I am concerned about the high percentage of young farriers who do not continue in the profession after a year. For the most part, the evidence is anecdotal, as there aren’t firm studies on it.
I can tell you from my work with American Farriers Journal that the third year is the make or break time. Still, so many others leave the industry within the first 2 years.
Why is this? There are several reasons that come to mind: the work is difficult, poor horsemanship, injury, lack of commitment to an apprenticeship, too few horses in certain areas and so on. But I wonder how much of this can be cured by the education available to prospective farriers.
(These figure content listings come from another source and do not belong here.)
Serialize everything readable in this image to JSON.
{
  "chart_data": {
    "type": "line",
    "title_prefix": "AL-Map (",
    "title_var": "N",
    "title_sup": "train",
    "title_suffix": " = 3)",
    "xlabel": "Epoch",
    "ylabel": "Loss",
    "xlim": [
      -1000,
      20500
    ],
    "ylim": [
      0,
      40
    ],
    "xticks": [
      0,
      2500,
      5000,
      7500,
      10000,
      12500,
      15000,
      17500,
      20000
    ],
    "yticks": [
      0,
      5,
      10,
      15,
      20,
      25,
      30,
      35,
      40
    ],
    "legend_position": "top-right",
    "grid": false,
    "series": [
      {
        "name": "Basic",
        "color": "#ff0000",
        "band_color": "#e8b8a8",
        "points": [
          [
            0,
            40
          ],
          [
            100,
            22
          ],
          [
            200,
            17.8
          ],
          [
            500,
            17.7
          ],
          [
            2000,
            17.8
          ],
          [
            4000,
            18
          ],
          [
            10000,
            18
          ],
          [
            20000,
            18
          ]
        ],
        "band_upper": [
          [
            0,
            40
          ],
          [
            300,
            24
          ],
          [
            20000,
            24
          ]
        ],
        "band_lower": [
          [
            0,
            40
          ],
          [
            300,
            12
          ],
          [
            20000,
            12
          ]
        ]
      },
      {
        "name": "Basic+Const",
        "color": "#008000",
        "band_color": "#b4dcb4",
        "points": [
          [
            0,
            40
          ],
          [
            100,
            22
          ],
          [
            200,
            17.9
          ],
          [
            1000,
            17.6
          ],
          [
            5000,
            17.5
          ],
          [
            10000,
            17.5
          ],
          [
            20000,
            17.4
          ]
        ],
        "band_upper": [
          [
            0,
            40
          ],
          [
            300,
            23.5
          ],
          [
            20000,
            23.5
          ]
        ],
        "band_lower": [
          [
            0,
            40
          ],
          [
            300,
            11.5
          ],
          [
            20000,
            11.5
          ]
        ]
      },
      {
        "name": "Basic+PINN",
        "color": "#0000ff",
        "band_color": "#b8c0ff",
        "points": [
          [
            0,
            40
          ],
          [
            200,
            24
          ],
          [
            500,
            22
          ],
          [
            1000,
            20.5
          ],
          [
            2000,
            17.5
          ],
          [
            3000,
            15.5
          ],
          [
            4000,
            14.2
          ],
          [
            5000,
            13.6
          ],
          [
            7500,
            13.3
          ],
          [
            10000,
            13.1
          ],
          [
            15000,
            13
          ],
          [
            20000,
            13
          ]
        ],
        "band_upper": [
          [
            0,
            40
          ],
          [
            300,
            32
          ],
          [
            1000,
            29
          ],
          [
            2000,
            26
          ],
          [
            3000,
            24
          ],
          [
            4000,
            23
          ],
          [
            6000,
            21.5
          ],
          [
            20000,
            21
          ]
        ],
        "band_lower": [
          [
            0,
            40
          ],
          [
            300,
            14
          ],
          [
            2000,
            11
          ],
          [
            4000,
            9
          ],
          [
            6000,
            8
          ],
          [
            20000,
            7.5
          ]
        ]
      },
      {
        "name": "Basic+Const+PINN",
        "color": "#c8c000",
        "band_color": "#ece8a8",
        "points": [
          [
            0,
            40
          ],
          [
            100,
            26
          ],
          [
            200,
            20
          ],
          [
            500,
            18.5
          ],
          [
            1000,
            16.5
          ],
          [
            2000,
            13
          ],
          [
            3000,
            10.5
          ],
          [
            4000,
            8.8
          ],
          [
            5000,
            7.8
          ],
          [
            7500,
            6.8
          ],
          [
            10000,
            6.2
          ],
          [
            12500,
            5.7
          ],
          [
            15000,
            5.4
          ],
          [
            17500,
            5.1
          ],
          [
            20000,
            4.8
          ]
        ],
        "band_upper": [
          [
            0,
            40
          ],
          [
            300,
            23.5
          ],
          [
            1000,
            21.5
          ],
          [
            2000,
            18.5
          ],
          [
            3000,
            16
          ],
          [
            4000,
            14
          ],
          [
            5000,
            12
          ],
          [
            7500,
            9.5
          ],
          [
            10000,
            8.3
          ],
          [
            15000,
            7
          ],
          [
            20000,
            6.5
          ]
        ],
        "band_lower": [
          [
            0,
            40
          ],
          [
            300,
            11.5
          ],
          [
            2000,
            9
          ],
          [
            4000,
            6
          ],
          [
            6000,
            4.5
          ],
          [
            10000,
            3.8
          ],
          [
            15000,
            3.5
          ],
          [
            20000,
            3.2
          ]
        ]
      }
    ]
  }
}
Could another reason be that graduates need different horseshoeing skills?
I worked as a farrier for more than 40 years and ran a multifarrier practice for 3 decades. My personal experience with people whom I have hired and have been through different farrier schools is that they came to me with very minimal horseshoeing skills that I could use. In discussions with them about their schooling it became clear that they spent more time at school learning to make traditional handmade shoes than they did working on horses with modern machine-made shoes.
Most of the classes are too short to be able to learn anything thoroughly because of so much information being crammed in. Happily this is changing, as many are offering longer and advanced courses for the serious student.
I think the curriculum should be the same as when a master teaches an apprentice. The steps are:
Entry Level
- Be around horses without getting hurt or getting the horse hurt.
- Observing how an experienced professional does his work efficiently.
- Learning anatomy and physiology.
- Picking out feet and pulling shoes.
- Putting a finish on shoes, cutting pads, drilling, tapping and welding with a torch and electric welder.
- Clinching and finishing.
Intermediate Level
- Finishing nailing on shoes.
- Trimming feet.
- Resetting shoes.
Advanced Level
- Shaping shoes hot and cold.
- Nailing on shoes, clinching and finishing.
Graduate Level
- Forging handmade shoes.
I think more of a student’s time should be spent under a horse learning to trim feet, shape keg shoes, nailing, clinching and finishing. This means working on horse after horses until they are proficient with all of these techniques.
These are the skills they will need in the real world and that they have to sell to horse owners. Recent graduates are not going to be asked to shoe complicated cases where handmade shoes may be required. They will be asked to work on low-level horses. If it takes a farrier all day to shoe the front feet, most horses and clients start becoming concerned.
I’m sure that procuring horses is a major problem for schools for students to work on but these folks are paying premium prices and need more time under the horse. Also, if there are difficult horses, these are difficult conditions under which to learn.
Times are a changin’, and I think farrier schools need to change their curriculums to fit the real world that their students will face. Back in the old days before so many good manufactured shoes were available it made sense to have a heavy emphasis on forging because if you needed a specialty shoe your only recourse was to make it.
Today, that is not the case. Just about any shoe is a phone call away and can be in your hands the next day. They need to learn about all the good brands and styles of manufactured shoes and how to use each for a particular case. Today’s educators need to understand that this is what happens in the real world.
Knowing how to make a handmade shoe is a valuable skill and I’m not downplaying it’s importance. I am just saying that it needs to be learned later on in a young farrier’s career — similar to graduate school. I think today’s schools should look more to becoming horseshoeing schools rather than horseshoe-making schools.